Strafverfahren der Finanzaufsicht abgeändert

Nach der historischen Finanzkrise von 2008 ist die Aufsicht des Finanzsektors vollständig reformiert worden. Banken und Versicherungsgesellschaften stehen seit dem 1. April 2011 unter der doppelten Aufsicht der Belgischen Nationalbank und der Autorität Finanzielle Dienste und Märkte. Diese Behörde (die frühere Kommission für das Bank-, Finanz- und Versicherungswesen (KBFV)) handhabt ab dem 15. Juli 2011 neue Verfahrensregeln für die Verhängung von Verwaltungsgeldstrafen.

Twin-Peaks-Modell

Seit dem 1. April 2011 ist die Belgische Nationalbank für die Beaufsichtigung aller Finanzinstitute in Belgien verantwortlich. Die Nationalbank kontrolliert die Zahlungsfähigkeit (Kapitalbasis), die Liquidität und die Rentabilität der Finanzinstitute.
Autorität Finanzielle Dienste und Märkte (englische Bezeichnung: Financial Services and Markets Authority (FSMA)) lautet der neue Name der Kommission für das Bank-, Finanz- und Versicherungswesen (KBFV). Die FSMA ist für die Beaufsichtigung der finanziellen Märkte verantwortlich (darunter Börsengeschäfte, Fusionen und Übernahmen, Insidergeschäfte, Kursmanipulationen). Die FSMA kontrolliert das Verhalten der Finanzunternehmen sowie den Verkauf von Finanzprodukten und ist für den Schutz der Verbraucher zuständig.

Strafverfahren

Eine wichtige Änderung des behördlichen Strafverfahrens betrifft das Gremium, das über die Einleitung einer Ermittlung z. B. bei ernsthaften Anzeichen von Marktmanipulationen oder Handel/Missbrauch von Insiderwissen entscheidet. Statt des Vorstands der FSMA beschließt darüber künftig der Auditor. Er übermittelt seinen Untersuchungsbericht dem Vorstand, der auf dessen Grundlage beschließt: 1. den Fall ohne Konsequenzen abzulegen; 2. eine gütliche Einigung zu akzeptieren; oder 3., ein behördliches Strafverfahren einzuleiten und den Untersuchungsbericht des Auditors der Sanktionskommission zu übermitteln. Bei strafrechtlichen Verstößen wird die Staatsanwaltschaft informiert.

Die neuen Verfahrensregeln gelten auch für die laufenden Fälle (vorbehaltlich einiger Ausnahmen).

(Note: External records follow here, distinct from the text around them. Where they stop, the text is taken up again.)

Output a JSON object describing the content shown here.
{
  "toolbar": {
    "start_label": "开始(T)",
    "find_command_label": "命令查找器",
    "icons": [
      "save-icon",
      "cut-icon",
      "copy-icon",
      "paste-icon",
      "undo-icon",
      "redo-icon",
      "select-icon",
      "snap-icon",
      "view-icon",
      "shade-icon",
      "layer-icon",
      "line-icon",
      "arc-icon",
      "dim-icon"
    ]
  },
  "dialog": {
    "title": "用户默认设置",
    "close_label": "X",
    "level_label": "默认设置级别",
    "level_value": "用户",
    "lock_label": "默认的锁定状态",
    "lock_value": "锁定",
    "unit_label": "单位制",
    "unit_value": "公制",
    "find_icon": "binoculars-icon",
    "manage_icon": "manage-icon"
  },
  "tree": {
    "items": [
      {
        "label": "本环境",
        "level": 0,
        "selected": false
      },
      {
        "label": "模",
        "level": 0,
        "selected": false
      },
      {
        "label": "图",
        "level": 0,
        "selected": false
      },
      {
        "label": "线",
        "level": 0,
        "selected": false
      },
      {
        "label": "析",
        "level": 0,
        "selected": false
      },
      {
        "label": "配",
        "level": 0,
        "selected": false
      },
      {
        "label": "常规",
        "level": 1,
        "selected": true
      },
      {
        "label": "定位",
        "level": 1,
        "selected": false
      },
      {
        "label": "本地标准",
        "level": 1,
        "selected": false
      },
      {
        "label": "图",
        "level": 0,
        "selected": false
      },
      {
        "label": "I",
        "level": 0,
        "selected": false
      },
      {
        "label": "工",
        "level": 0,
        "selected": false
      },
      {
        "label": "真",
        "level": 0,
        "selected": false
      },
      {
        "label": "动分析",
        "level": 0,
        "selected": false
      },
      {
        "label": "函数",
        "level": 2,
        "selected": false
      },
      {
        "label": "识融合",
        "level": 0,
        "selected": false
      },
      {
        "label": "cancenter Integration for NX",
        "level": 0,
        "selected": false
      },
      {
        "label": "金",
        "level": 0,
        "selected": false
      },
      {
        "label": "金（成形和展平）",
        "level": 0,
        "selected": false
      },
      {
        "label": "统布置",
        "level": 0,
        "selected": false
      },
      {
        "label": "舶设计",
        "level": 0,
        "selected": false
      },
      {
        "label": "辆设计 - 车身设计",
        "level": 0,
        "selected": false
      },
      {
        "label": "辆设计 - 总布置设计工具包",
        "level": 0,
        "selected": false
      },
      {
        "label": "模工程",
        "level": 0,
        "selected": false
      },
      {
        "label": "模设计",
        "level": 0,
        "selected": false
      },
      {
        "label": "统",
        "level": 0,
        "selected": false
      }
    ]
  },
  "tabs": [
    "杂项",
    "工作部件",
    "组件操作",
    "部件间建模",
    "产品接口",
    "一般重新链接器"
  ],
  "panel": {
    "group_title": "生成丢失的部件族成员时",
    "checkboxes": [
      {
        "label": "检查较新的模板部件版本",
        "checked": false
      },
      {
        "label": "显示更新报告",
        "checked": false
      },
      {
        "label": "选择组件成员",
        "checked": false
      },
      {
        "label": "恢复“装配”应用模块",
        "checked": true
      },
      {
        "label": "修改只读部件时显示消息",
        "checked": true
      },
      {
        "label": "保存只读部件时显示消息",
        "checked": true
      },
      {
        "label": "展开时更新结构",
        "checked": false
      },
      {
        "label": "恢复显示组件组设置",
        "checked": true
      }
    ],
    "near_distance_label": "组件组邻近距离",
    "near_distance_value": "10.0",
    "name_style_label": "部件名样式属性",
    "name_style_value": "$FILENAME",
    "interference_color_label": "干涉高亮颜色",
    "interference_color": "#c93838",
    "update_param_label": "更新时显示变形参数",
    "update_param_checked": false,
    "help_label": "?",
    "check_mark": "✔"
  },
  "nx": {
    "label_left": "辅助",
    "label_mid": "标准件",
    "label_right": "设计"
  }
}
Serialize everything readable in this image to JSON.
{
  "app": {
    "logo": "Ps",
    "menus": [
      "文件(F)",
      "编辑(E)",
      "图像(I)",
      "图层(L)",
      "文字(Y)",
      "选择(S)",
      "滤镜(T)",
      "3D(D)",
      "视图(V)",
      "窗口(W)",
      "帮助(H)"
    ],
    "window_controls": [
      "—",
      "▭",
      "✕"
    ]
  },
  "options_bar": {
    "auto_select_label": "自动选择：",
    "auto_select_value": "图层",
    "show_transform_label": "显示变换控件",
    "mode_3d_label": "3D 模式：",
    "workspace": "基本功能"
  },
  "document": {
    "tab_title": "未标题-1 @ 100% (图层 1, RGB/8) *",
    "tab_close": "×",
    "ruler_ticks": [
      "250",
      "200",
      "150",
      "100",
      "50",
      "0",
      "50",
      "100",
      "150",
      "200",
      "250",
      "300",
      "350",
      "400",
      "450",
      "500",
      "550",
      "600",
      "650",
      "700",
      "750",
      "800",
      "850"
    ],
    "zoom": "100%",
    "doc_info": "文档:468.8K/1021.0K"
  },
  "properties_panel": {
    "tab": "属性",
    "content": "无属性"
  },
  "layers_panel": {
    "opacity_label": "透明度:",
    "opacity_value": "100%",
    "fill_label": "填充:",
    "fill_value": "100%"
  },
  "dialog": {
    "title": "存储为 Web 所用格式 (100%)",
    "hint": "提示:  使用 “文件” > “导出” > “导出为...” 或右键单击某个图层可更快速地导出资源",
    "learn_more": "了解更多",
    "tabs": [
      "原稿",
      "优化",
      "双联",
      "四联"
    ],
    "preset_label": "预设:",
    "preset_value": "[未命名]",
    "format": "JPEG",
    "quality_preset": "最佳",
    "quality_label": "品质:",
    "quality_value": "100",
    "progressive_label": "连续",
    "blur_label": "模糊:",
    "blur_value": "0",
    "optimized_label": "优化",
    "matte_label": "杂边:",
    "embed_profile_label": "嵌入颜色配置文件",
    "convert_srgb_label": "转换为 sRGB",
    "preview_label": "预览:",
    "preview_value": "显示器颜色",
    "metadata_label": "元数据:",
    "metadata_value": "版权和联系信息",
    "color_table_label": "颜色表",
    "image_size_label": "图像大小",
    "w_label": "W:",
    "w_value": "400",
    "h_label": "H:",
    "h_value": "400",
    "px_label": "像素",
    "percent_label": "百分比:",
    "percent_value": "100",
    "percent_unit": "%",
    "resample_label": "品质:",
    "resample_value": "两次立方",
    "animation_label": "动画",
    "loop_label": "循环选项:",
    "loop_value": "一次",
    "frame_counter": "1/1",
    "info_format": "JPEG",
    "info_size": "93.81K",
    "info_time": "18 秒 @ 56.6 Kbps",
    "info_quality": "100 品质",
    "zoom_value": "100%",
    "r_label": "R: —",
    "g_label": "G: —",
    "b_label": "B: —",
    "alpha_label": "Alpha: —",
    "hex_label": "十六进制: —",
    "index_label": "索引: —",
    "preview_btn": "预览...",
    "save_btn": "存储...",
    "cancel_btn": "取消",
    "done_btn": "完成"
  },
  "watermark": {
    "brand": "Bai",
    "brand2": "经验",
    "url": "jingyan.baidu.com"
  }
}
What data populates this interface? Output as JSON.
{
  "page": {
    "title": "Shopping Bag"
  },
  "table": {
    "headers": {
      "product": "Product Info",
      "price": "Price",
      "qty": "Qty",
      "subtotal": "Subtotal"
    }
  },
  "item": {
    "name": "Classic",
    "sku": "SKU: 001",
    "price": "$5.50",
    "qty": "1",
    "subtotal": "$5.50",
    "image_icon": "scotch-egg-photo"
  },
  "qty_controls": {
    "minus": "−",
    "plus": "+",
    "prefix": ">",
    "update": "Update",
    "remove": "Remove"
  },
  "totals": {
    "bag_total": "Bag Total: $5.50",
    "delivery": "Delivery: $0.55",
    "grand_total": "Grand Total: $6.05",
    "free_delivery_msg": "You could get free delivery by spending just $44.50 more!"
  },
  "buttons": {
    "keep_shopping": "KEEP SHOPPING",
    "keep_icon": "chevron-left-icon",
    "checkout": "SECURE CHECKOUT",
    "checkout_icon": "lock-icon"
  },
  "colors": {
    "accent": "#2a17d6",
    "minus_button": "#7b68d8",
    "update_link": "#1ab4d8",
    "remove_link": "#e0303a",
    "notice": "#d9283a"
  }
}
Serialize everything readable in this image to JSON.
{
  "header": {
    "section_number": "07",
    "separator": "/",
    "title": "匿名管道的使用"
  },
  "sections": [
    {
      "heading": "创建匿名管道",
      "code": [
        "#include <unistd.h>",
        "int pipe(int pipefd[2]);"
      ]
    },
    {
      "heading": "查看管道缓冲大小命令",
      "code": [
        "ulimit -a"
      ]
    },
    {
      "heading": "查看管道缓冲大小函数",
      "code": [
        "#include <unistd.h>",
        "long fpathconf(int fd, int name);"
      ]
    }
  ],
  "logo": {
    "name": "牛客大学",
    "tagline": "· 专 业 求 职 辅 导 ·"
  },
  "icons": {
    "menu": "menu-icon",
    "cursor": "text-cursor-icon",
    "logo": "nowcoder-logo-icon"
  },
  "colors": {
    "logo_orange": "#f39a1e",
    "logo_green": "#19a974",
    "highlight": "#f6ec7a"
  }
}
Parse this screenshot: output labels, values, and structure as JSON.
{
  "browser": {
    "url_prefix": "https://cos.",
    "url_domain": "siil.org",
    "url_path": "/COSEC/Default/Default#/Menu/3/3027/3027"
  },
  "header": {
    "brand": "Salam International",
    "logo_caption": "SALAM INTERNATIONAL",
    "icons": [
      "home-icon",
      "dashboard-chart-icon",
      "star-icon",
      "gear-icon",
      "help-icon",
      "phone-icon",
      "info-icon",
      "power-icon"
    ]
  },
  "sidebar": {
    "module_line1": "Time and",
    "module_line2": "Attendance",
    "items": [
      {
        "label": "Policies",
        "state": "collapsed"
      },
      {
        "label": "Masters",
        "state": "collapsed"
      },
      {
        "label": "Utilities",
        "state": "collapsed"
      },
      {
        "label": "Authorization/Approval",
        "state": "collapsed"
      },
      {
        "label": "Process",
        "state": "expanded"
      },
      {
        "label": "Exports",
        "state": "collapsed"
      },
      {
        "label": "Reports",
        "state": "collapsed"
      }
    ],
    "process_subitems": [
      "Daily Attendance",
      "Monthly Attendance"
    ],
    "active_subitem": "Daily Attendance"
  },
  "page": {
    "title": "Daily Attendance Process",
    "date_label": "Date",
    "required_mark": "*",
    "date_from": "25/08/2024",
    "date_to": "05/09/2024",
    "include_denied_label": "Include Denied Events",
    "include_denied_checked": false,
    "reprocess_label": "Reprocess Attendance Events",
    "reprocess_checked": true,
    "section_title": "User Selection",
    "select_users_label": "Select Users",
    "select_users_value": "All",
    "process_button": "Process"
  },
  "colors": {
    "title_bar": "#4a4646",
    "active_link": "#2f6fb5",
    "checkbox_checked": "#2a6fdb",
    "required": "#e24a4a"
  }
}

Vorgänge, in welchen der Vorstand den Generalsekretär (in seiner Eigenschaft als Auditor) bereits mit der Untersuchung beauftragt hat, werden im Prinzip den neuen Verfahrensregeln unterworfen. Dies beinhaltet unter anderem, dass der Auditor seinen Untersuchungsbericht dem Vorstand anstelle der Sanktionskommission übermitteln muss. Beschließt der Vorstand, den Vorgang anschließend der Sanktionskommission zu übermitteln, berät diese darüber in ihrer neuen Zusammensetzung.

Sanktionskommission

Die Sanktionskommission besteht künftig nicht mehr aus dem Vorsitzenden des Aufsichtsrats und sechs Mitgliedern des Aufsichtsrats, die vom Rat bestimmt werden. Die Kommission setzt sich aus 10 Mitgliedern zusammen, die vom König bestellt werden, darunter sechs Justizbeamte. Die Mitglieder werden für sechs Jahre bestellt. Ihr Mandat kann verlängert werden. Weil die Mandate einiger Mitglieder auf drei Jahre begrenzt werden, wird die Sanktionskommission alle drei Jahre zur Hälfte neu besetzt.

Das Verfahren für die Sanktionskommission verläuft wie früher auf Widerspruch. Die Beschlüsse werden im Prinzip auf der Website der FSMA veröffentlicht, es sei denn, dass deren Bekanntmachung die Finanzmärkte ernsthaft zu stören droht oder den betroffenen Personen einen unverhältnismäßigen Nachteil zufügt.